Si vous n'aviez pris qu'une seule malle avec une seule robe, vous... nous, n'aurions pas perdu autant de temps.
Bien sûr, comme toujours, elle lui avait rétorqué qu'elle n'avait pas pris des "tonnes de malles" comme il se plaisait à le dire, mais qu'elle s'était contentée du strict nécessaire. Et bien sûr, comme toujours, il avait fait preuve d'une mauvaise foi sans pareille en répondant :
Et bien justement, vous auriez dû prévoir une ou deux malles avec de jolies robes, comme je vous le préconisais. On ne sait jamais ce qui peut arriver et si un événement ne viendra pas rompre la monotonie de la campagne militaire, événement qui nécessiterait une tenue moins spartiate.

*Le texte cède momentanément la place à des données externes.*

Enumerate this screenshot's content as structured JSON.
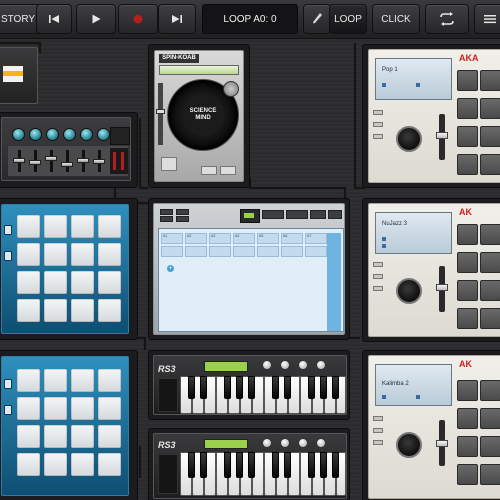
{
  "toolbar": {
    "history_label": "STORY",
    "loop_display": "LOOP A0: 0",
    "loop_label": "LOOP",
    "click_label": "CLICK"
  },
  "spin_deck": {
    "logo": "SPIN-KOAB",
    "disc_title": "SCIENCE MIND"
  },
  "mpc_units": [
    {
      "brand": "AKA",
      "program": "Pop 1"
    },
    {
      "brand": "AK",
      "program": "NuJazz 3"
    },
    {
      "brand": "AK",
      "program": "Kalimba 2"
    }
  ],
  "keyboards": [
    {
      "label": "RS3"
    },
    {
      "label": "RS3"
    }
  ],
  "sequencer": {
    "header_cells": [
      "A1",
      "A2",
      "A3",
      "A4",
      "A5",
      "A6",
      "A7"
    ]
  },
  "icons": {
    "rewind": "skip-back-icon",
    "play": "play-icon",
    "record": "record-icon",
    "forward": "skip-forward-icon",
    "pencil": "pencil-icon",
    "loop_arrows": "loop-arrows-icon",
    "menu": "menu-icon"
  },
  "colors": {
    "pad_blue": "#1a6f9a",
    "mpc_red": "#cc2020",
    "record_red": "#b1201f",
    "lcd_green": "#9bd14a"
  }
}
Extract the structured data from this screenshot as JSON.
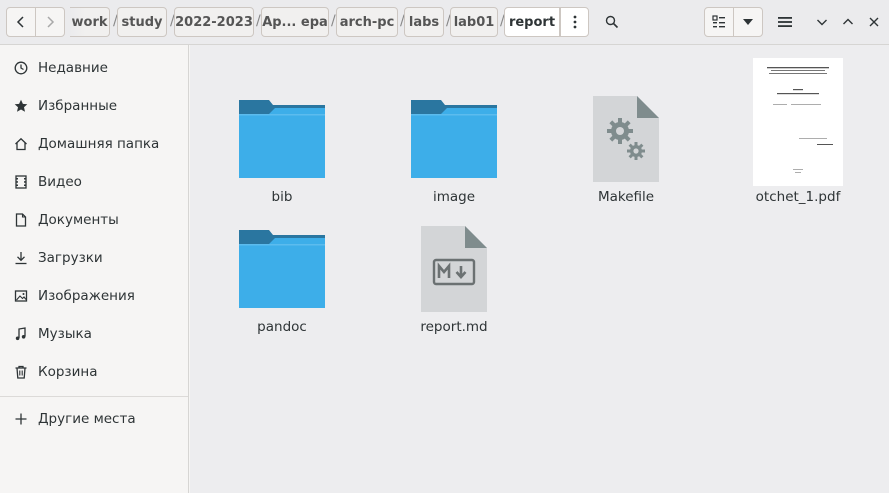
{
  "header": {
    "breadcrumbs": [
      "work",
      "study",
      "2022-2023",
      "Ар... ера",
      "arch-pc",
      "labs",
      "lab01",
      "report"
    ],
    "separator": "/"
  },
  "icons": {
    "back": "chevron-left-icon",
    "forward": "chevron-right-icon",
    "more": "vertical-dots-icon",
    "search": "search-icon",
    "view": "list-view-icon",
    "view_menu": "caret-down-icon",
    "menu": "hamburger-icon",
    "minimize": "chevron-down-icon",
    "maximize": "chevron-up-icon",
    "close": "close-icon"
  },
  "sidebar": {
    "items": [
      {
        "label": "Недавние",
        "icon": "clock-icon"
      },
      {
        "label": "Избранные",
        "icon": "star-icon"
      },
      {
        "label": "Домашняя папка",
        "icon": "home-icon"
      },
      {
        "label": "Видео",
        "icon": "film-icon"
      },
      {
        "label": "Документы",
        "icon": "document-icon"
      },
      {
        "label": "Загрузки",
        "icon": "download-icon"
      },
      {
        "label": "Изображения",
        "icon": "image-icon"
      },
      {
        "label": "Музыка",
        "icon": "music-icon"
      },
      {
        "label": "Корзина",
        "icon": "trash-icon"
      }
    ],
    "other_places": {
      "label": "Другие места",
      "icon": "plus-icon"
    }
  },
  "files": [
    {
      "name": "bib",
      "kind": "folder"
    },
    {
      "name": "image",
      "kind": "folder"
    },
    {
      "name": "Makefile",
      "kind": "makefile"
    },
    {
      "name": "otchet_1.pdf",
      "kind": "pdf"
    },
    {
      "name": "pandoc",
      "kind": "folder"
    },
    {
      "name": "report.md",
      "kind": "markdown"
    }
  ],
  "colors": {
    "folder_front": "#3daee9",
    "folder_back": "#2a76a0",
    "accent_text": "#2e3436"
  }
}
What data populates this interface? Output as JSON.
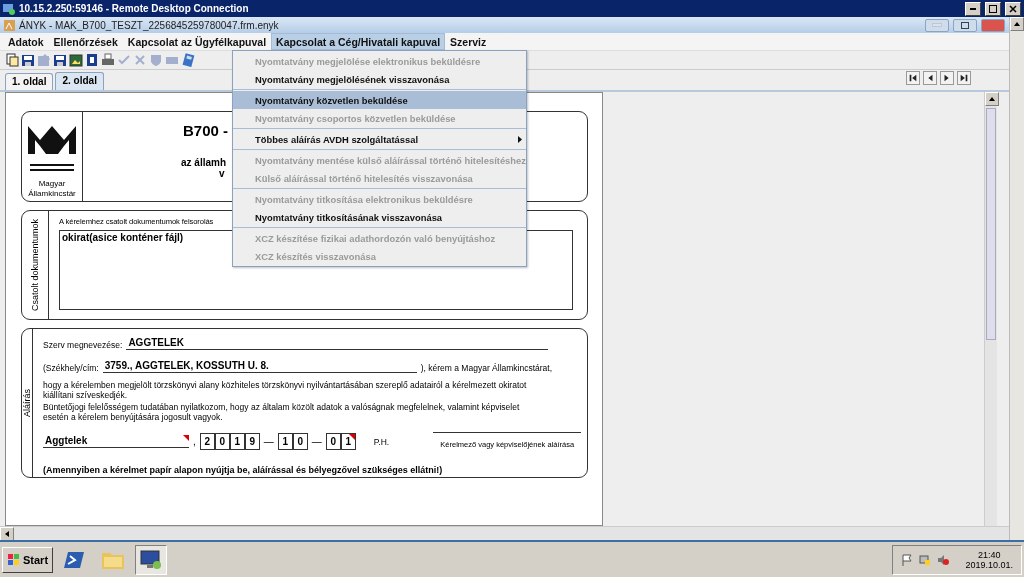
{
  "rdp_window": {
    "title": "10.15.2.250:59146 - Remote Desktop Connection"
  },
  "app_window": {
    "title": "ÁNYK - MAK_B700_TESZT_2256845259780047.frm.enyk"
  },
  "menu_bar": [
    {
      "label": "Adatok",
      "selected": false
    },
    {
      "label": "Ellenőrzések",
      "selected": false
    },
    {
      "label": "Kapcsolat az Ügyfélkapuval",
      "selected": false
    },
    {
      "label": "Kapcsolat a Cég/Hivatali kapuval",
      "selected": true
    },
    {
      "label": "Szerviz",
      "selected": false
    }
  ],
  "toolbar": [
    {
      "kind": "copy",
      "disabled": false
    },
    {
      "kind": "save",
      "disabled": false
    },
    {
      "kind": "edit",
      "disabled": true
    },
    {
      "kind": "save",
      "disabled": false
    },
    {
      "kind": "image",
      "disabled": false
    },
    {
      "kind": "book",
      "disabled": false
    },
    {
      "kind": "print",
      "disabled": false
    },
    {
      "kind": "check",
      "disabled": true
    },
    {
      "kind": "cross",
      "disabled": true
    },
    {
      "kind": "shield",
      "disabled": true
    },
    {
      "kind": "box",
      "disabled": true
    },
    {
      "kind": "calculator",
      "disabled": false
    }
  ],
  "tabs": [
    {
      "label": "1. oldal",
      "selected": false
    },
    {
      "label": "2. oldal",
      "selected": true
    }
  ],
  "page_nav": [
    {
      "kind": "first"
    },
    {
      "kind": "prev"
    },
    {
      "kind": "next"
    },
    {
      "kind": "last"
    }
  ],
  "dropdown": {
    "groups": [
      [
        {
          "label": "Nyomtatvány megjelölése elektronikus beküldésre",
          "disabled": true,
          "selected": false,
          "submenu": false
        },
        {
          "label": "Nyomtatvány megjelölésének visszavonása",
          "disabled": false,
          "selected": false,
          "submenu": false
        }
      ],
      [
        {
          "label": "Nyomtatvány közvetlen beküldése",
          "disabled": false,
          "selected": true,
          "submenu": false
        },
        {
          "label": "Nyomtatvány csoportos közvetlen beküldése",
          "disabled": true,
          "selected": false,
          "submenu": false
        }
      ],
      [
        {
          "label": "Többes aláírás AVDH szolgáltatással",
          "disabled": false,
          "selected": false,
          "submenu": true
        }
      ],
      [
        {
          "label": "Nyomtatvány mentése külső aláírással történő hitelesítéshez",
          "disabled": true,
          "selected": false,
          "submenu": false
        },
        {
          "label": "Külső aláírással történő hitelesítés visszavonása",
          "disabled": true,
          "selected": false,
          "submenu": false
        }
      ],
      [
        {
          "label": "Nyomtatvány titkosítása elektronikus beküldésre",
          "disabled": true,
          "selected": false,
          "submenu": false
        },
        {
          "label": "Nyomtatvány titkosításának visszavonása",
          "disabled": false,
          "selected": false,
          "submenu": false
        }
      ],
      [
        {
          "label": "XCZ készítése fizikai adathordozón való benyújtáshoz",
          "disabled": true,
          "selected": false,
          "submenu": false
        },
        {
          "label": "XCZ készítés visszavonása",
          "disabled": true,
          "selected": false,
          "submenu": false
        }
      ]
    ]
  },
  "form": {
    "header": {
      "logo_caption": "Magyar Államkincstár",
      "title": "B700 -",
      "subtitle_lines": [
        "az államh",
        "v"
      ]
    },
    "attachments": {
      "label": "Csatolt dokumentumok",
      "intro": "A kérelemhez csatolt dokumentumok felsorolás",
      "list_value": "okirat(asice konténer fájl)"
    },
    "signature": {
      "label": "Aláírás",
      "org_label": "Szerv megnevezése:",
      "org_value": "AGGTELEK",
      "address_prefix": "(Székhely/cím:",
      "address_value": "3759., AGGTELEK, KOSSUTH U. 8.",
      "address_suffix": "), kérem a Magyar Államkincstárat,",
      "paragraph_1": "hogy a kérelemben megjelölt törzskönyvi alany közhiteles törzskönyvi nyilvántartásában szereplő adatairól a kérelmezett okiratot kiállítani szíveskedjék.",
      "paragraph_2": "Büntetőjogi felelősségem tudatában nyilatkozom, hogy az általam közölt adatok a valóságnak megfelelnek, valamint képviselet esetén a kérelem benyújtására jogosult vagyok.",
      "place": {
        "value": "Aggtelek",
        "marked": true
      },
      "comma": ",",
      "date": {
        "year": [
          "2",
          "0",
          "1",
          "9"
        ],
        "separator_1": "—",
        "month": [
          "1",
          "0"
        ],
        "separator_2": "—",
        "day": [
          "0",
          "1"
        ],
        "day_marked": true
      },
      "stamp": "P.H.",
      "signature_caption": "Kérelmező vagy képviselőjének aláírása",
      "note": "(Amennyiben a kérelmet papír alapon nyújtja be, aláírással és bélyegzővel szükséges ellátni!)"
    }
  },
  "taskbar": {
    "start": "Start",
    "apps": [
      {
        "kind": "powershell",
        "selected": false
      },
      {
        "kind": "folder",
        "selected": false
      },
      {
        "kind": "remote-desktop",
        "selected": true
      }
    ],
    "time": "21:40",
    "date": "2019.10.01."
  }
}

Cela vous aurait évité d'avoir à retourner à Janville ou je ne sais où pour récupérer une robe plus indiquée pour la circonstance.
Eh oui, il pouvait dire une chose et son contraire à quelques minutes d'intervalle pour titiller sa fiancée. Cela l'amusait de la voir s'offusquer d'une telle mauvaise foi évidente. Mais s'offusquait-elle vraiment ou faisait-elle semblant d'entrer dans son jeu ?

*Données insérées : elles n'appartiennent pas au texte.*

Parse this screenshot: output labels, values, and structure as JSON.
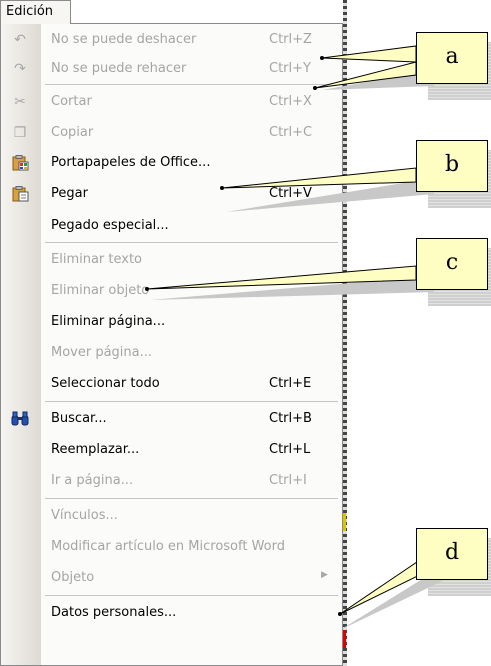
{
  "menubar": {
    "title": "Edición"
  },
  "menu": {
    "items": [
      {
        "label": "No se puede deshacer",
        "shortcut": "Ctrl+Z",
        "icon": "undo-icon",
        "disabled": true
      },
      {
        "label": "No se puede rehacer",
        "shortcut": "Ctrl+Y",
        "icon": "redo-icon",
        "disabled": true
      },
      {
        "label": "Cortar",
        "shortcut": "Ctrl+X",
        "icon": "scissors-icon",
        "disabled": true
      },
      {
        "label": "Copiar",
        "shortcut": "Ctrl+C",
        "icon": "copy-icon",
        "disabled": true
      },
      {
        "label": "Portapapeles de Office...",
        "shortcut": "",
        "icon": "office-clipboard-icon",
        "disabled": false
      },
      {
        "label": "Pegar",
        "shortcut": "Ctrl+V",
        "icon": "paste-icon",
        "disabled": false
      },
      {
        "label": "Pegado especial...",
        "shortcut": "",
        "icon": "",
        "disabled": false
      },
      {
        "label": "Eliminar texto",
        "shortcut": "",
        "icon": "",
        "disabled": true
      },
      {
        "label": "Eliminar objeto",
        "shortcut": "",
        "icon": "",
        "disabled": true
      },
      {
        "label": "Eliminar página...",
        "shortcut": "",
        "icon": "",
        "disabled": false
      },
      {
        "label": "Mover página...",
        "shortcut": "",
        "icon": "",
        "disabled": true
      },
      {
        "label": "Seleccionar todo",
        "shortcut": "Ctrl+E",
        "icon": "",
        "disabled": false
      },
      {
        "label": "Buscar...",
        "shortcut": "Ctrl+B",
        "icon": "binoculars-icon",
        "disabled": false
      },
      {
        "label": "Reemplazar...",
        "shortcut": "Ctrl+L",
        "icon": "",
        "disabled": false
      },
      {
        "label": "Ir a página...",
        "shortcut": "Ctrl+I",
        "icon": "",
        "disabled": true
      },
      {
        "label": "Vínculos...",
        "shortcut": "",
        "icon": "",
        "disabled": true
      },
      {
        "label": "Modificar artículo en Microsoft Word",
        "shortcut": "",
        "icon": "",
        "disabled": true
      },
      {
        "label": "Objeto",
        "shortcut": "",
        "icon": "submenu-arrow-icon",
        "disabled": true
      },
      {
        "label": "Datos personales...",
        "shortcut": "",
        "icon": "",
        "disabled": false
      }
    ]
  },
  "callouts": {
    "a": "a",
    "b": "b",
    "c": "c",
    "d": "d"
  },
  "colors": {
    "disabled_text": "#a5a5a5",
    "callout_fill": "#fefec2",
    "icon_strip": "#e6e4dd"
  }
}
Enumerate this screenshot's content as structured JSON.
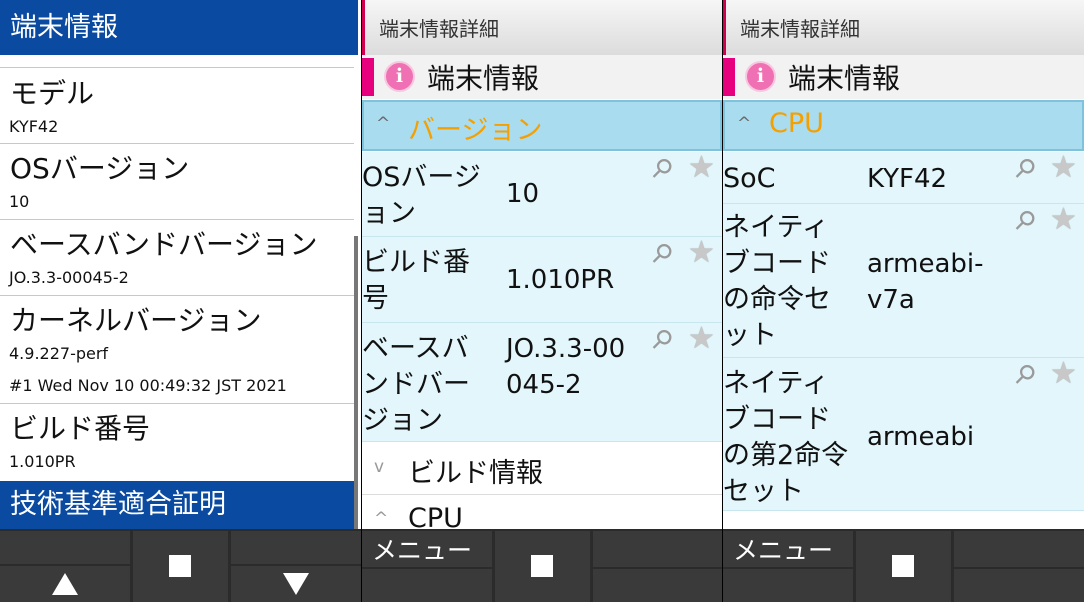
{
  "panel1": {
    "header": "端末情報",
    "items": [
      {
        "title": "モデル",
        "sub": "KYF42"
      },
      {
        "title": "OSバージョン",
        "sub": "10"
      },
      {
        "title": "ベースバンドバージョン",
        "sub": "JO.3.3-00045-2"
      },
      {
        "title": "カーネルバージョン",
        "sub": "4.9.227-perf",
        "sub2": "#1 Wed Nov 10 00:49:32 JST 2021"
      },
      {
        "title": "ビルド番号",
        "sub": "1.010PR"
      }
    ],
    "selected": "技術基準適合証明"
  },
  "panel2": {
    "header": "端末情報詳細",
    "subheader": "端末情報",
    "section_open": "バージョン",
    "rows": [
      {
        "label": "OSバージョン",
        "value": "10"
      },
      {
        "label": "ビルド番号",
        "value": "1.010PR"
      },
      {
        "label": "ベースバンドバージョン",
        "value": "JO.3.3-00045-2"
      }
    ],
    "collapsed1": "ビルド情報",
    "collapsed2": "CPU"
  },
  "panel3": {
    "header": "端末情報詳細",
    "subheader": "端末情報",
    "section_open": "CPU",
    "rows": [
      {
        "label": "SoC",
        "value": "KYF42"
      },
      {
        "label": "ネイティブコードの命令セット",
        "value": "armeabi-v7a"
      },
      {
        "label": "ネイティブコードの第2命令セット",
        "value": "armeabi"
      }
    ]
  },
  "bottom": {
    "menu_label": "メニュー"
  },
  "icons": {
    "info": "i",
    "chevron_up": "^",
    "chevron_down": "v",
    "clip": "paperclip-icon",
    "star": "star-icon"
  },
  "colors": {
    "header_blue": "#0a4aa1",
    "accent_pink": "#e6007e",
    "section_orange": "#f5a000",
    "row_bg": "#e2f6fb"
  }
}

Il avait souvent promis de ne plus l'embêter sans jamais tenir parole. Mais cela se terminait toujours par un baiser, alors pourquoi s'en priverait-il ? Et, finalement, l'embêtait-il vraiment ?
Nous en reparlerons plus tard, nous sommes déjà suffisamment en retard comme cela.
se retenant d'ajouter "et ce n'est pas de ma faute pour une fois, je suis prêt depuis un bon moment".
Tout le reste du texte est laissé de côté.